9.3 Can I get right of access pursuant to the Danish Act on Access to Public Administrative Documents?
NJORD is a private enterprise, which means that we are not subject to rules on access according to administrative law. Thus, you have no right of access pursuant to the Danish Act on Access to Public Administrative Documents. Your right of access is only pursuant to the data protection rules.
9.4 Can I have my data erased?
You have no right to have your personal data processed by us erased since our processing takes place as part of a prosecution of a criminal offence.
We would like to point out that you cannot exercise your data protection rights in contravention of the rights of others – in this case, the Rights Holders’ legitimate interests in prosecuting the infringement of copyrights, see Article 17(3)(e) of the GDPR, according to which the obligation to erase does not apply to the extent that the processing is necessary for the establishment, exercise or defence of legal claims.

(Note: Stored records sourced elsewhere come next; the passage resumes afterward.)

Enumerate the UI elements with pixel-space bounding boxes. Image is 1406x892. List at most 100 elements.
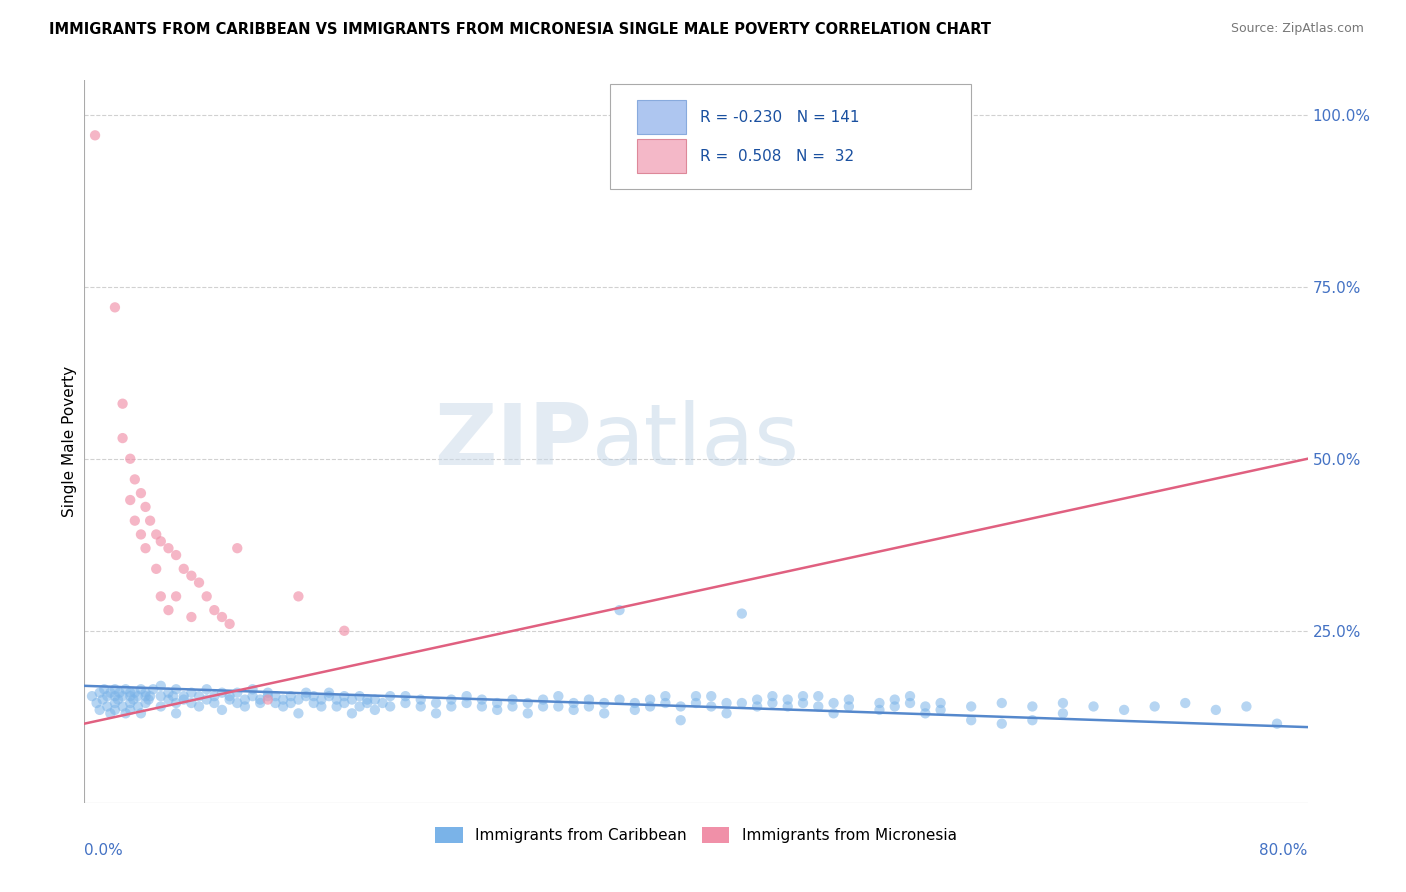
Point bbox=[157, 541, 180, 556]
Point bbox=[349, 689, 371, 703]
Point bbox=[89, 703, 111, 717]
Point bbox=[129, 706, 152, 721]
Point bbox=[380, 689, 402, 703]
Point bbox=[929, 696, 952, 710]
Point bbox=[264, 696, 287, 710]
Point bbox=[129, 682, 152, 697]
Point bbox=[700, 689, 723, 703]
Point bbox=[226, 541, 249, 556]
Point bbox=[991, 716, 1014, 731]
Point bbox=[578, 699, 600, 714]
Point bbox=[127, 699, 149, 714]
Point bbox=[531, 692, 554, 706]
Point bbox=[86, 696, 108, 710]
Point bbox=[211, 686, 233, 700]
Point bbox=[624, 703, 647, 717]
Point bbox=[325, 699, 347, 714]
Point bbox=[135, 500, 157, 514]
Point bbox=[149, 590, 172, 604]
Point bbox=[960, 713, 983, 727]
Point bbox=[593, 696, 616, 710]
Point bbox=[188, 699, 211, 714]
Point bbox=[776, 699, 799, 714]
Point bbox=[823, 696, 845, 710]
Point bbox=[960, 699, 983, 714]
Point bbox=[111, 397, 134, 411]
Point bbox=[173, 692, 195, 706]
Point bbox=[654, 689, 676, 703]
Point bbox=[761, 696, 783, 710]
Point bbox=[287, 590, 309, 604]
Point bbox=[1052, 696, 1074, 710]
Point bbox=[624, 696, 647, 710]
Point bbox=[823, 706, 845, 721]
Point bbox=[107, 692, 129, 706]
Point bbox=[149, 689, 172, 703]
Point bbox=[869, 703, 891, 717]
Text: R = -0.230   N = 141: R = -0.230 N = 141 bbox=[700, 110, 859, 125]
Point bbox=[195, 682, 218, 697]
Point bbox=[180, 696, 202, 710]
Point bbox=[731, 696, 754, 710]
Point bbox=[138, 692, 160, 706]
Point bbox=[929, 703, 952, 717]
Point bbox=[111, 699, 134, 714]
Point bbox=[685, 696, 707, 710]
Point bbox=[869, 696, 891, 710]
Point bbox=[135, 696, 157, 710]
Point bbox=[173, 689, 195, 703]
Point bbox=[807, 699, 830, 714]
Point bbox=[409, 692, 432, 706]
Point bbox=[142, 682, 165, 697]
Point bbox=[1021, 713, 1043, 727]
Point bbox=[271, 699, 294, 714]
Point bbox=[1236, 699, 1258, 714]
Point bbox=[218, 692, 240, 706]
Point bbox=[516, 696, 538, 710]
Point bbox=[157, 686, 180, 700]
Point bbox=[129, 486, 152, 500]
Text: R =  0.508   N =  32: R = 0.508 N = 32 bbox=[700, 149, 853, 163]
Point bbox=[898, 696, 921, 710]
Point bbox=[609, 603, 631, 617]
Point bbox=[249, 692, 271, 706]
Point bbox=[609, 692, 631, 706]
Point bbox=[531, 699, 554, 714]
Point bbox=[747, 692, 769, 706]
Point bbox=[440, 699, 463, 714]
Point bbox=[104, 301, 127, 315]
Point bbox=[173, 562, 195, 576]
Point bbox=[1174, 696, 1197, 710]
Point bbox=[287, 706, 309, 721]
Point bbox=[761, 689, 783, 703]
Point bbox=[295, 689, 318, 703]
Text: ZIP: ZIP bbox=[434, 400, 592, 483]
Point bbox=[124, 472, 146, 486]
Point bbox=[792, 689, 814, 703]
Point bbox=[257, 692, 280, 706]
Point bbox=[218, 616, 240, 631]
Point bbox=[202, 696, 225, 710]
Point bbox=[792, 696, 814, 710]
Point bbox=[685, 689, 707, 703]
Point bbox=[114, 706, 136, 721]
Point bbox=[716, 696, 738, 710]
Point bbox=[96, 689, 118, 703]
Point bbox=[654, 696, 676, 710]
Point bbox=[165, 696, 187, 710]
Point bbox=[145, 527, 167, 541]
Point bbox=[180, 568, 202, 582]
Point bbox=[165, 590, 187, 604]
Point bbox=[340, 706, 363, 721]
Point bbox=[547, 689, 569, 703]
Point bbox=[883, 692, 905, 706]
Point bbox=[914, 699, 936, 714]
Point bbox=[471, 692, 494, 706]
Point bbox=[271, 692, 294, 706]
Point bbox=[211, 703, 233, 717]
Point bbox=[165, 706, 187, 721]
Point bbox=[456, 696, 478, 710]
Point bbox=[562, 696, 585, 710]
Point bbox=[120, 451, 142, 466]
Point bbox=[124, 514, 146, 528]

When your case is concluded – whether by settlement, judgment or otherwise – we will store your case file for five years after the conclusion in accordance with our legal obligations pursuant to the Code of Conduct of the Danish Bar and Law Society and Section 126(1) of the Danish Administration of Justice Act. We refer to Article 17(3)(b) of the GDPR, according to which the obligation to erase does not apply to the extent that the processing is necessary for compliance with a legal obligation.
9.5 Can I have my personal data rectified?
You have the right to obtain rectification of inaccurate personal data concerning you.
You can at any time ask us to rectify your basic data, such as your name and address. Anything you want rectified must be documented by you.
You cannot rectify data concerning the criminal offence, unless we share your perception of a given fact. We assess the case based on the Danish legal system’s standards for the production of evidence during legal actions, and obviously we cannot preclude evidence based on your statements. We safeguard the Rights Holders’ legitimate interests in prosecuting infringement of copyrights, and the legal system ensures your opportunity to safeguard your interests, including to prove the facts of the case.
10. Contact and complaint
10.1 If you want to contact us, including to make a complaint about our processing of your personal data, please contact:
1112 Copenhagen K
Telephone: (+45) 28 11 58 52 39
10.2 If, upon assessment of your complaint, we have not been able to comply with your objection, you can lodge a complaint with the Danish Data Protection Agency.